Agnes Suubi, a children’s book author.
‘Nabirye was our house help for 20 years’
“My aunt, Mrs Margaret Balyejjusa, used to have a maid who worked for her for a period of 20 years. Her name was Mary Nabirye (in set) but we used to call her by the nick name “Meere”. She was tall with a very good posture. I came to know her because I used to have frequent sleepovers at my aunt’s place.
Nabirye came to work for my aunt in 1988 when she was in her early 50s. I was 16 years old at the time.
Meere was deaf. She would talk very well but could not hear anything. We used to whisper whenever we were communicating to her so she could read our lips. The times she could not make out what we were saying, we would write what we wanted to say on a piece of paper.
A clean and composed woman, Nabirye was a very good cook. She had a special technique that she would use in order to prevent the food from burning.

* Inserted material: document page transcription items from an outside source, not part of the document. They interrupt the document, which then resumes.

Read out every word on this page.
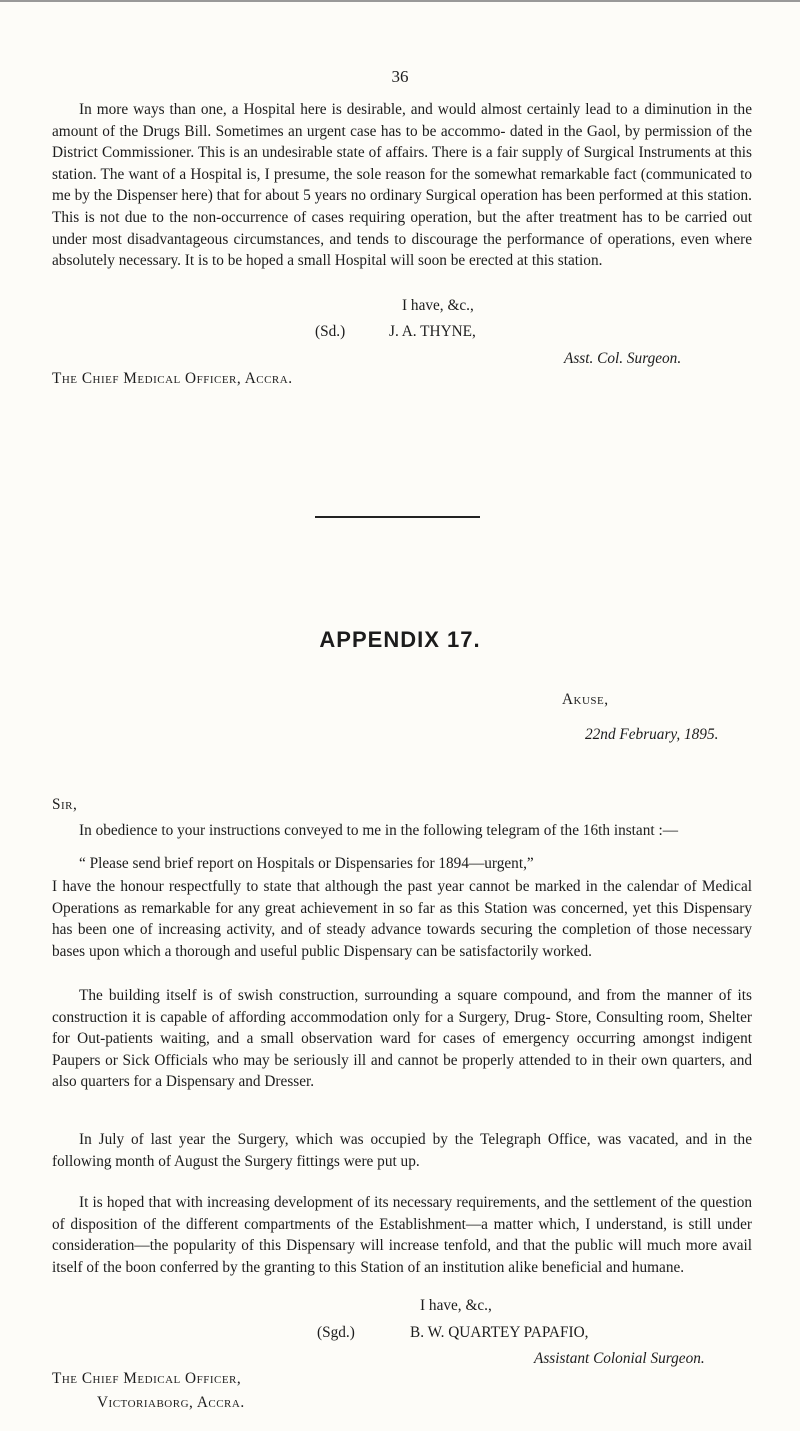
36

In more ways than one, a Hospital here is desirable, and would almost certainly lead to a diminution in the amount of the Drugs Bill. Sometimes an urgent case has to be accommo- dated in the Gaol, by permission of the District Commissioner. This is an undesirable state of affairs. There is a fair supply of Surgical Instruments at this station. The want of a Hospital is, I presume, the sole reason for the somewhat remarkable fact (communicated to me by the Dispenser here) that for about 5 years no ordinary Surgical operation has been performed at this station. This is not due to the non-occurrence of cases requiring operation, but the after treatment has to be carried out under most disadvantageous circumstances, and tends to discourage the performance of operations, even where absolutely necessary. It is to be hoped a small Hospital will soon be erected at this station.

I have, &c.,
(Sd.)	J. A. THYNE,
Asst. Col. Surgeon.
The Chief Medical Officer, Accra.
APPENDIX 17.
Akuse,
22nd February, 1895.
Sir,

In obedience to your instructions conveyed to me in the following telegram of the 16th instant :—

“ Please send brief report on Hospitals or Dispensaries for 1894—urgent,”

I have the honour respectfully to state that although the past year cannot be marked in the calendar of Medical Operations as remarkable for any great achievement in so far as this Station was concerned, yet this Dispensary has been one of increasing activity, and of steady advance towards securing the completion of those necessary bases upon which a thorough and useful public Dispensary can be satisfactorily worked.

The building itself is of swish construction, surrounding a square compound, and from the manner of its construction it is capable of affording accommodation only for a Surgery, Drug- Store, Consulting room, Shelter for Out-patients waiting, and a small observation ward for cases of emergency occurring amongst indigent Paupers or Sick Officials who may be seriously ill and cannot be properly attended to in their own quarters, and also quarters for a Dispensary and Dresser.

In July of last year the Surgery, which was occupied by the Telegraph Office, was vacated, and in the following month of August the Surgery fittings were put up.

It is hoped that with increasing development of its necessary requirements, and the settlement of the question of disposition of the different compartments of the Establishment—a matter which, I understand, is still under consideration—the popularity of this Dispensary will increase tenfold, and that the public will much more avail itself of the boon conferred by the granting to this Station of an institution alike beneficial and humane.

I have, &c.,
(Sgd.)	B. W. QUARTEY PAPAFIO,
Assistant Colonial Surgeon.
The Chief Medical Officer,
Victoriaborg, Accra.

She would get an empty tin and place it against the saucepan in order to feel the vibrations. According to her, if the vibrations were low, then it meant the food was getting ready. If they were high, then, it still needed time to cook.
Nabirye did not come without challenges, but they were minor. Since she was older than most people at home, including my aunt who was around 45 years at the time, she at times became bossy and dictated on how some things should be done around the house.
She used to get leave (time off) whenever it was holiday time. Then, my eight cousins (my aunt’s children) and I had to do all the house chores. Nabirye would come back a week before we would report to school.
When she had just started working, she was earning a salary of Shs50,000 a month but this figure was reviewed every other year since she was very hardworking. She left in 2008 because all the children she had been taking care of in the home had left and established their own homes.
Nabirye is now staying in Jinja under the care of her two sons and six daughters. Since we still consider her part of the family, all of us still give her some bit of monetary assistance and whenever we have joint family gatherings, we invite her to join us.”
Min Atek on Surviving without a maid
“I have not had a maid for the past three years. In the past, I have employed the services of three maids. Two of them were non-residential, meaning that they would come just to work and then leave at the end of the day.
The last one I had stayed with us for more than two years and she had become a part of the family. When she suddenly decided to quit, she broke my heart and I decided not to hire any househelp again. It is difficult living without a maid, but I must say that so far, the advantages outnumber the disadvantages.
Everyone in the house, including my 11 and seven-year-old children, has become more independent, responsible and creative because we do everything by ourselves. The expenses on some things have also reduced especially charcoal.”